Tuesday, July 1, 2014

How to Make People Tell a Story Without Realizing It


In the ur-mode of play, PCs are pawns. You may add personality to them and such, but that's an enhancement layer.

In another style of play, the PCs are dramatic characters: their dramas are what the game is fundamentally about, and the rules of the dungeon delving and such exist to emulate genre and to have the outcome of PC-drama be genuinely in question and dependent at least in part on the skill of the player.

That's the kind of play I'm going to be talking about, and the best part is, you can sneak in this style of player in a purely GM-facing way, without introducing any new mechanics to your players. They don't have to write anything on their sheets if they don't want to.

And you can layer this over pretty much any RPG that doesn't already focus on this kind of stuff or that focuses on it poorly.
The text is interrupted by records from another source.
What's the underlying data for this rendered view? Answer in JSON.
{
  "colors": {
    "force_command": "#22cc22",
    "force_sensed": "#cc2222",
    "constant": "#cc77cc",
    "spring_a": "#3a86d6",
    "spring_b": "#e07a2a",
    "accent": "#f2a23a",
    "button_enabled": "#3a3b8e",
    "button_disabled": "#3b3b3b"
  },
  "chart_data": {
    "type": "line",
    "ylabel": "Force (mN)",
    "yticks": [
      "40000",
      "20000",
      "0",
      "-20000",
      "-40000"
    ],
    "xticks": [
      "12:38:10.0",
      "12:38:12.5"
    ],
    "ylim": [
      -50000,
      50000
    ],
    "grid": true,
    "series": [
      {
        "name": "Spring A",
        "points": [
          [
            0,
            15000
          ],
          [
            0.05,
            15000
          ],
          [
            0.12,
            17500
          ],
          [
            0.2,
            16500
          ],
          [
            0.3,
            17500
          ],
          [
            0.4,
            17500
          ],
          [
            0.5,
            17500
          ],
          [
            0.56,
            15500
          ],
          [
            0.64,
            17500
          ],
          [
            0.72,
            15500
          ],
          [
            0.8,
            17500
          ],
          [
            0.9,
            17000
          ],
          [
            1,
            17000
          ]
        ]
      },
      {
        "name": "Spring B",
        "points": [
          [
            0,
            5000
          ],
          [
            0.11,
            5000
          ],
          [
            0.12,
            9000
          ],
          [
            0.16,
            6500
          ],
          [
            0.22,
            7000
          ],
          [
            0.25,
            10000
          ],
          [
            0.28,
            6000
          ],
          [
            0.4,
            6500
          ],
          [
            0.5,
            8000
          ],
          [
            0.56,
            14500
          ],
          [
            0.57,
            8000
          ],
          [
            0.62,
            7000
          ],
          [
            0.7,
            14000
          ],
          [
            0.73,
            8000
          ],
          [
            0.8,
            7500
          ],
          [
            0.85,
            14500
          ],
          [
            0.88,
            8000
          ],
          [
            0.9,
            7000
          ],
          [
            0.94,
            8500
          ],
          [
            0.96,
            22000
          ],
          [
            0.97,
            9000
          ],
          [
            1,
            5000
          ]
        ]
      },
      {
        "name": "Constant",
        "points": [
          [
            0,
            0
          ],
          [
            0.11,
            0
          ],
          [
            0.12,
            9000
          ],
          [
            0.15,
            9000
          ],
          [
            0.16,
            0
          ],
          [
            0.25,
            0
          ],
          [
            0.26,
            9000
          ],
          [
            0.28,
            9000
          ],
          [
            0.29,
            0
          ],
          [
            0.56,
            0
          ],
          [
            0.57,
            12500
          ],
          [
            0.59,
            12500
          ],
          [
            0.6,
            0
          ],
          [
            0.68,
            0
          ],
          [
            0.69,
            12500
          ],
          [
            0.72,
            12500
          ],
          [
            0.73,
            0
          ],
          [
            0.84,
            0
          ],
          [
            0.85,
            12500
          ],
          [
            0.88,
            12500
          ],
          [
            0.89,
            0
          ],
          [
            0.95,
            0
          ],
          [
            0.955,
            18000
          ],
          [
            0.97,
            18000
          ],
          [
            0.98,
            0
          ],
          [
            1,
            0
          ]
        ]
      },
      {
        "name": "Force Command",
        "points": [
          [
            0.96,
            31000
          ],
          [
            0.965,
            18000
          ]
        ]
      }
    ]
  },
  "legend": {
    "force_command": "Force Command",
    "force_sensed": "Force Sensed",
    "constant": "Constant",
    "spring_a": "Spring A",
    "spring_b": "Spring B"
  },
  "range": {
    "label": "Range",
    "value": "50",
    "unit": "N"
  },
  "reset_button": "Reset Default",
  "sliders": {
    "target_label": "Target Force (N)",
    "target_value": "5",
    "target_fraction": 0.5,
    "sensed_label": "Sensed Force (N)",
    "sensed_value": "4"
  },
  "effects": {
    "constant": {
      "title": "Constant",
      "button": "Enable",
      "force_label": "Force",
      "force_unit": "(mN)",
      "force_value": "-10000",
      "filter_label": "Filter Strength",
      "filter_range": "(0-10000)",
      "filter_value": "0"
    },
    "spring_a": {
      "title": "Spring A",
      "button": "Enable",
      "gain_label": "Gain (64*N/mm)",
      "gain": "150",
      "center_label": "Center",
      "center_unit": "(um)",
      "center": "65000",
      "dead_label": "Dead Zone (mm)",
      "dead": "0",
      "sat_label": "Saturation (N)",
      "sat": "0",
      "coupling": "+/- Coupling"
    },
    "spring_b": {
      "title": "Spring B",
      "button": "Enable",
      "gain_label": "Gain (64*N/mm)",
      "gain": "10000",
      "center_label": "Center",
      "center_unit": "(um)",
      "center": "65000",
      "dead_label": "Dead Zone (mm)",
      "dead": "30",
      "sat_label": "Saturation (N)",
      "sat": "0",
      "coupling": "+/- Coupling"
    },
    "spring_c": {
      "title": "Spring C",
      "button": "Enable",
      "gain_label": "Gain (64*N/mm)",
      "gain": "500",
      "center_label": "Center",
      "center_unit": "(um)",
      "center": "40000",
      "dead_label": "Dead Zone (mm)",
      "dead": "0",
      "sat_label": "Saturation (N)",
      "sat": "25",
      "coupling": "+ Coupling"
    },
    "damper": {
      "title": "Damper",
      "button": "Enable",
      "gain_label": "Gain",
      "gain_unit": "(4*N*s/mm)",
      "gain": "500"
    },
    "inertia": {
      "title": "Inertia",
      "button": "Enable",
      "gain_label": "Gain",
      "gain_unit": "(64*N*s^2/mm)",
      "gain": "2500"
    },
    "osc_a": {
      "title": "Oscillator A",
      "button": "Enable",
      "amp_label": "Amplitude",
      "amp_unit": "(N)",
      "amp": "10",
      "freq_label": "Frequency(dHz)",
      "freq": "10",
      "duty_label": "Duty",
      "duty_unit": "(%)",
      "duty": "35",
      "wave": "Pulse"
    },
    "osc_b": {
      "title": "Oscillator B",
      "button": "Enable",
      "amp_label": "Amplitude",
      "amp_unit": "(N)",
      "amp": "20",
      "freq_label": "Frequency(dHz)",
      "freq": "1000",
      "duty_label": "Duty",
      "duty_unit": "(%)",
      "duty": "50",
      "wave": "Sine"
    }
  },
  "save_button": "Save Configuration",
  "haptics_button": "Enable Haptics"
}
This way of doing things will guarantee you a dramatic narrative.

Period.

It may be cut short through bad luck or poor play (feature, not bug, otherwise we'd be doing collaborative writing or narrative-sharing exercises or zzzzzzzzz....), but, if things play out over enough time, you will have a story because the moves you are making will elicit responses from the players that constitute such a story.



You are the GM. Part of your job is to ask questions of the players. Part of their job is to answer them. This is half of how the game is played. So we just hook on the narrative bits to that real-world interaction.

You are looking to see the PCs show a certain number of things, some repeated, some unique. They are:

  1. The PC's dissatisfaction, despair, or discontentment with the status quo. 
  2. What the PC's wants
  3. Why the PC wants it
  4. What made the PC this way
  5. What concrete plan of action the PC will take to get they want
  6. The PC's escalating dissatisfaction, despair, sorrow, or discontentment in failing to achieve what they truly want (repeatable, ideally 3x)
  7. The PC's escalating reaction to challenges to their way of thinking (repeatable, ideally 3x)
  8. The PC's ultimate decision to change mind or remain steadfast 
  9. The moment of truth, when things will go ultimately poorly or well for the character when viewed in retrospect
  10. The aftermath, where we judge the PC and his actions and convictions by seeing the effects they have and the presentation of those effects 
Those are the things that need to be shown for each PC. If a PC's dissatisfaction is that he's lonely, we need to see him eating alone, watching the lovey dovey couples eating their Lady and the Tramp spaghetti, and leaving his food unfinished to go disassemble and reassemble his musket for the fourth time that day (or whatever). 

I'll get more into techniques for doing this in a later post, but, if you're familiar with scene framing techniques, etc., you can probably take it from here.